Benice

De stad Benice is altijd uitzonderlijk geweest. Al voor het Keizerrijk maakte het gebruik van een belangrijk voordeel: De gunstige ligging. De uithoek van de bewoonde wereld werd door vrijwel niets bedreigd, zeker sinds het handelsakkoord met de dwergen. Aan de kust en een riviermonding bloeide de handel snel op, om de rijken nog rijker te maken. Al uit die tijd stamt de vlag van Benice: Paars, met goude borduursels, om met hun rijkdom te pronken.
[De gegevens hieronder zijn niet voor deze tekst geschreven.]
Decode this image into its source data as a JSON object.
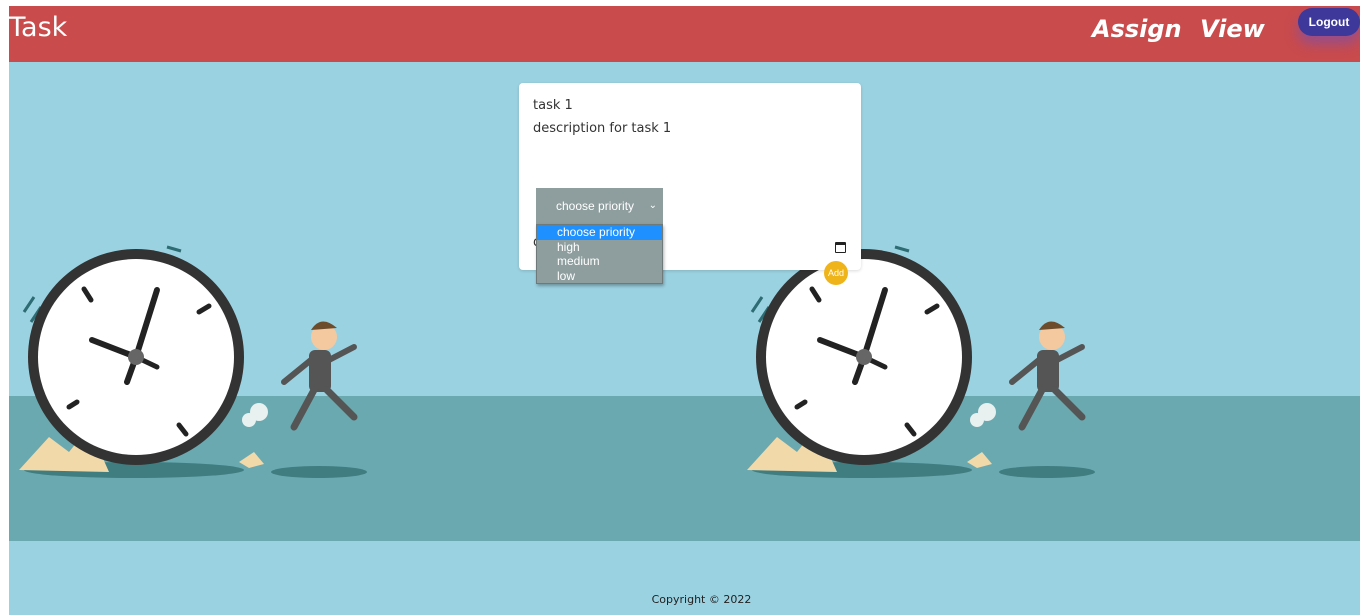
{
  "header": {
    "brand": "Task",
    "nav": [
      "Assign",
      "View"
    ],
    "logout_label": "Logout"
  },
  "form": {
    "title_value": "task 1",
    "description_value": "description for task 1",
    "date_stub": "d",
    "priority": {
      "selected": "choose priority",
      "options": [
        "choose priority",
        "high",
        "medium",
        "low"
      ],
      "highlighted_index": 0
    },
    "add_label": "Add"
  },
  "footer": {
    "copyright": "Copyright © 2022"
  },
  "colors": {
    "header_bg": "#c94b4c",
    "page_bg": "#9bd2e1",
    "ground": "#6aa9b0",
    "logout_bg": "#3d3899",
    "add_button": "#f0b41b",
    "select_bg": "#8e9d9d",
    "option_highlight": "#1e90ff"
  },
  "icons": [
    "chevron-down-icon",
    "calendar-icon",
    "clock-illustration",
    "running-man-illustration"
  ]
}
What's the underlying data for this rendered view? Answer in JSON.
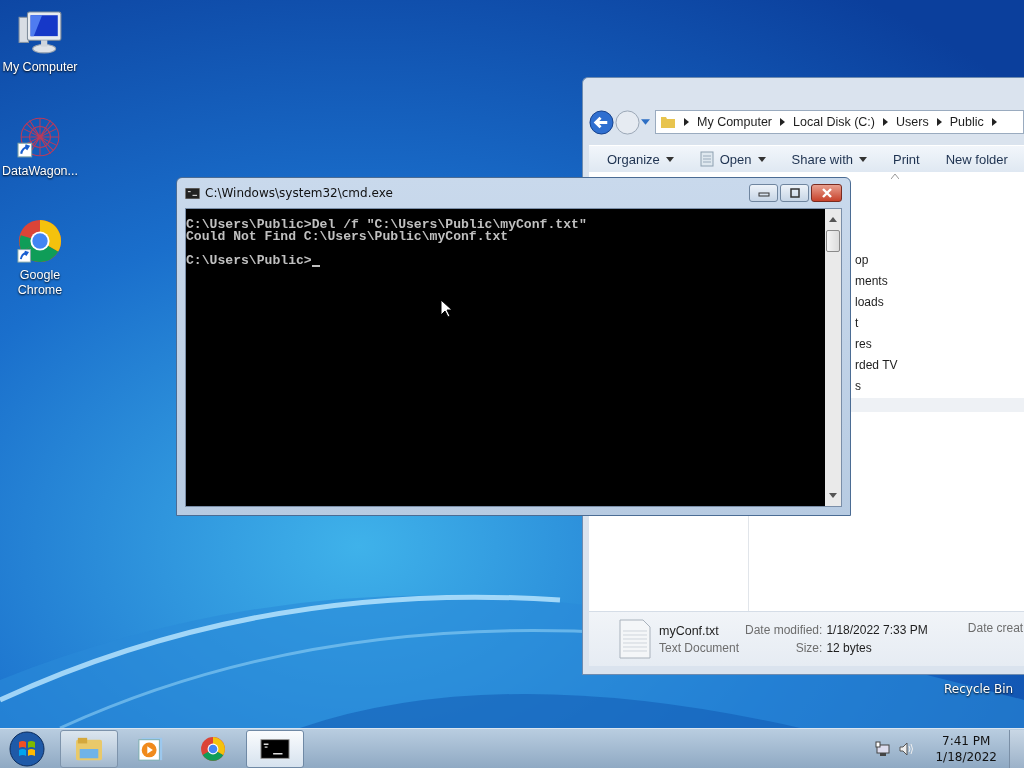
{
  "desktop_icons": [
    {
      "label": "My Computer",
      "kind": "computer",
      "shortcut": false
    },
    {
      "label": "DataWagon...",
      "kind": "datawagon",
      "shortcut": true
    },
    {
      "label": "Google Chrome",
      "kind": "chrome",
      "shortcut": true
    }
  ],
  "recycle_bin": {
    "label": "Recycle Bin"
  },
  "explorer": {
    "breadcrumb": [
      "My Computer",
      "Local Disk (C:)",
      "Users",
      "Public"
    ],
    "toolbar": [
      {
        "label": "Organize",
        "dropdown": true,
        "icon": false
      },
      {
        "label": "Open",
        "dropdown": true,
        "icon": true
      },
      {
        "label": "Share with",
        "dropdown": true,
        "icon": false
      },
      {
        "label": "Print",
        "dropdown": false,
        "icon": false
      },
      {
        "label": "New folder",
        "dropdown": false,
        "icon": false
      }
    ],
    "nav_items": [
      "op",
      "ments",
      "loads",
      "t",
      "res",
      "rded TV",
      "s"
    ],
    "details": {
      "name": "myConf.txt",
      "type": "Text Document",
      "fields": [
        {
          "label": "Date modified:",
          "value": "1/18/2022 7:33 PM"
        },
        {
          "label": "Size:",
          "value": "12 bytes"
        }
      ],
      "cut_label": "Date creat"
    }
  },
  "cmd": {
    "title": "C:\\Windows\\system32\\cmd.exe",
    "lines": [
      "C:\\Users\\Public>Del /f \"C:\\Users\\Public\\myConf.txt\"",
      "Could Not Find C:\\Users\\Public\\myConf.txt"
    ],
    "prompt": "C:\\Users\\Public>"
  },
  "taskbar": {
    "items": [
      {
        "kind": "explorer",
        "open": true,
        "selected": false
      },
      {
        "kind": "media",
        "open": false,
        "selected": false
      },
      {
        "kind": "chrome",
        "open": false,
        "selected": false
      },
      {
        "kind": "cmd",
        "open": true,
        "selected": true
      }
    ],
    "clock": {
      "time": "7:41 PM",
      "date": "1/18/2022"
    }
  }
}
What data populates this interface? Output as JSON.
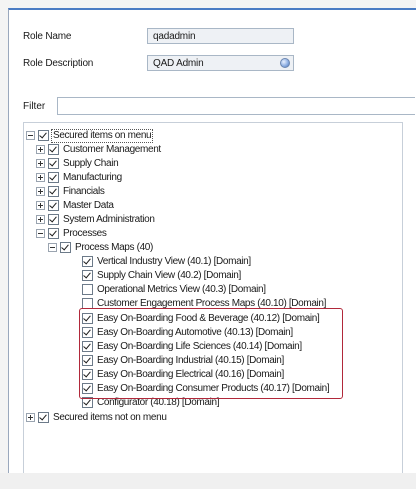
{
  "form": {
    "role_name_label": "Role Name",
    "role_name_value": "qadadmin",
    "role_description_label": "Role Description",
    "role_description_value": "QAD Admin",
    "filter_label": "Filter",
    "filter_value": ""
  },
  "tree": {
    "secured_on_menu": "Secured items on menu",
    "customer_management": "Customer Management",
    "supply_chain": "Supply Chain",
    "manufacturing": "Manufacturing",
    "financials": "Financials",
    "master_data": "Master Data",
    "system_administration": "System Administration",
    "processes": "Processes",
    "process_maps": "Process Maps (40)",
    "vertical_industry": "Vertical Industry View (40.1) [Domain]",
    "supply_chain_view": "Supply Chain View (40.2) [Domain]",
    "operational_metrics": "Operational Metrics View (40.3) [Domain]",
    "customer_engagement": "Customer Engagement Process Maps (40.10) [Domain]",
    "food_beverage": "Easy On-Boarding Food & Beverage (40.12) [Domain]",
    "automotive": "Easy On-Boarding Automotive (40.13) [Domain]",
    "life_sciences": "Easy On-Boarding Life Sciences (40.14) [Domain]",
    "industrial": "Easy On-Boarding Industrial (40.15) [Domain]",
    "electrical": "Easy On-Boarding Electrical (40.16) [Domain]",
    "consumer_products": "Easy On-Boarding Consumer Products (40.17) [Domain]",
    "configurator": "Configurator (40.18) [Domain]",
    "secured_not_on_menu": "Secured items not on menu"
  },
  "colors": {
    "highlight_border": "#b1283a",
    "window_accent": "#4b7cc4"
  }
}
Toen het Keizerrijk groeide kozen de handelaren van Benice voor het veilige pad. Al voor de landen om hun heen veroverd werden, stuurden ze afgezanten naar de jonge Keizer, om zich aan te sluiten. Hun voorwaarde om hun eigen bestuurscultuur te bewaren heeft zich terugbetaald: Nog steeds is Benice een protectoraatstad, die wel in de landen van Estuaire ligt, maar niet door haar Hertog bestuurd wordt.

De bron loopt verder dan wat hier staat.